Acorn is made from all natural organic products, agricultural waste products that happen to be available wherever the packaging is being produced. Right now that is in Troy, New York. But as Ecovative Designs puts it, "... a factory in Texas or China might use rice hulls, and a factory in Virginia or Spain might use cotton husks and soybean hulls."

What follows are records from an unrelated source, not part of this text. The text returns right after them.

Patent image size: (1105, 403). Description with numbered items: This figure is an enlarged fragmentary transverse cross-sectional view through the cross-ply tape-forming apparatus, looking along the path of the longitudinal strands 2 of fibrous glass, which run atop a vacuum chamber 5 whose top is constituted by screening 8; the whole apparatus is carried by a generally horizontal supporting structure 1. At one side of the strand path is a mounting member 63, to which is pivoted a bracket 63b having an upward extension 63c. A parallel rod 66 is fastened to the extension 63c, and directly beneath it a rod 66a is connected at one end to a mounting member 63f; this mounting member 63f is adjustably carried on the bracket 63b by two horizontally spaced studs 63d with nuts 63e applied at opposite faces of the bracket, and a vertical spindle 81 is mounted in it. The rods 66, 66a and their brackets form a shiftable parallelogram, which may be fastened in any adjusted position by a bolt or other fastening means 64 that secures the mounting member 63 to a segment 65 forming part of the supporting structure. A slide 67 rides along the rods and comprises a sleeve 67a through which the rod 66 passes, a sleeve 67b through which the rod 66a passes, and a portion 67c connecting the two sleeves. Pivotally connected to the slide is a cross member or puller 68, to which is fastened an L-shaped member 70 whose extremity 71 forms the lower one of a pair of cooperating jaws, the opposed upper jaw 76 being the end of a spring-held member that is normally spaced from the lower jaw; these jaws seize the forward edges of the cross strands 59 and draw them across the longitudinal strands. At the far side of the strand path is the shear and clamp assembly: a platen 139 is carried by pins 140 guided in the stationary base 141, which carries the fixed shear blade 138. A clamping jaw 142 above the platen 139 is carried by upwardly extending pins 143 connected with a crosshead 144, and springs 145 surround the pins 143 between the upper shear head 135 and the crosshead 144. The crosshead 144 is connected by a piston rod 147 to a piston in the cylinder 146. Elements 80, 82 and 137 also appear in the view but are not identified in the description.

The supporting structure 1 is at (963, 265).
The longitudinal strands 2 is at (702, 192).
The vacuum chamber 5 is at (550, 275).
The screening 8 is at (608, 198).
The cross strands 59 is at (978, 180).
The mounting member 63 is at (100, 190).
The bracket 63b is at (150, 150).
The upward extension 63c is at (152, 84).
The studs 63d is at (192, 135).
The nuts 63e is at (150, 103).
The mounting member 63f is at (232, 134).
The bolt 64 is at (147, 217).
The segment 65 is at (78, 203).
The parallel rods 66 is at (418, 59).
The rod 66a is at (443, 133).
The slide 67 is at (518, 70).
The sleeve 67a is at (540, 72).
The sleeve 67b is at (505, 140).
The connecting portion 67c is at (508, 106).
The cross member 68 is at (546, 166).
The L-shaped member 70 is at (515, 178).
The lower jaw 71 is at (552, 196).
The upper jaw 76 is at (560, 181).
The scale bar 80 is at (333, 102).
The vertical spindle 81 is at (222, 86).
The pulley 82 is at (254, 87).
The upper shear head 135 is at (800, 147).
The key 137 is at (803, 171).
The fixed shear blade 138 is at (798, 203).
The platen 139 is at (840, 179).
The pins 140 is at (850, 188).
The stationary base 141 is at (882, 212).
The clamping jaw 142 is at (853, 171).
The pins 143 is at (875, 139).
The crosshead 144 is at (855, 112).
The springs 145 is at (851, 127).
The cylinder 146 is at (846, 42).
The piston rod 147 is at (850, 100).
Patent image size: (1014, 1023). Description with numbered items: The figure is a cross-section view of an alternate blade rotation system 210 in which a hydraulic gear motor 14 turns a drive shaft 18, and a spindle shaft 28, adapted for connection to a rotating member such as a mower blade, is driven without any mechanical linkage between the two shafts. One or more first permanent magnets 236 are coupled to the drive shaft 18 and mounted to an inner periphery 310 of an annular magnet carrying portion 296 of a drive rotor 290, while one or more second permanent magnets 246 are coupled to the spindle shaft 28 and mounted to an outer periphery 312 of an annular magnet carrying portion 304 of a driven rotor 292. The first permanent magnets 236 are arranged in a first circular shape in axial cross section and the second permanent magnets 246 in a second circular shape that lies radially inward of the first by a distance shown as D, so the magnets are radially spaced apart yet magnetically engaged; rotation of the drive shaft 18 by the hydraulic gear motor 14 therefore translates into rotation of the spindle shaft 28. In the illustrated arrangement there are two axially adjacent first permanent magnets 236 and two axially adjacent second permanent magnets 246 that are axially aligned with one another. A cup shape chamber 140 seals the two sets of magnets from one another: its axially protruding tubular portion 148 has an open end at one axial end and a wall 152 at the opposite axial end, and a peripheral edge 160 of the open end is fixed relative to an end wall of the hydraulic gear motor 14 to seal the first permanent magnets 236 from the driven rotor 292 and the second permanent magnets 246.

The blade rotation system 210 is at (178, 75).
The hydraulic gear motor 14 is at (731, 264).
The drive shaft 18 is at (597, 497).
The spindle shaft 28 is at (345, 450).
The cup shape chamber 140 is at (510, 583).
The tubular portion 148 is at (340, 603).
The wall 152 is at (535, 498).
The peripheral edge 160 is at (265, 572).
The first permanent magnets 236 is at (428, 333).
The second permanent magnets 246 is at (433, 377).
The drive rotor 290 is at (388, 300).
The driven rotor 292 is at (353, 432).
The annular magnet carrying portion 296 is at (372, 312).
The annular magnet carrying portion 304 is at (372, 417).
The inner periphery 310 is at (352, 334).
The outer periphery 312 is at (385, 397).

The company is careful to point out that there are no allergens in the Acorn packaging, as the byproducts used do not contain any spores. The manufacturing of Acorn uses one-tenth of the power needed to produce EPS packaging, and every effort will be made to grow and manufacture Acorn packaging in the region where it is sold, so as to keep production costs down and to keep its carbon footprint to a minimum.
So what do you do with Acorn Packaging when it surrounds your new home gym or shipped furniture? Anything you want. Reuse it. If you can't reuse it, the best thing to do with it is spread it in your garden or use it in compost. Send it to the landfill; it will decompose and go back to the earth, where it came from. Cradle to cradle.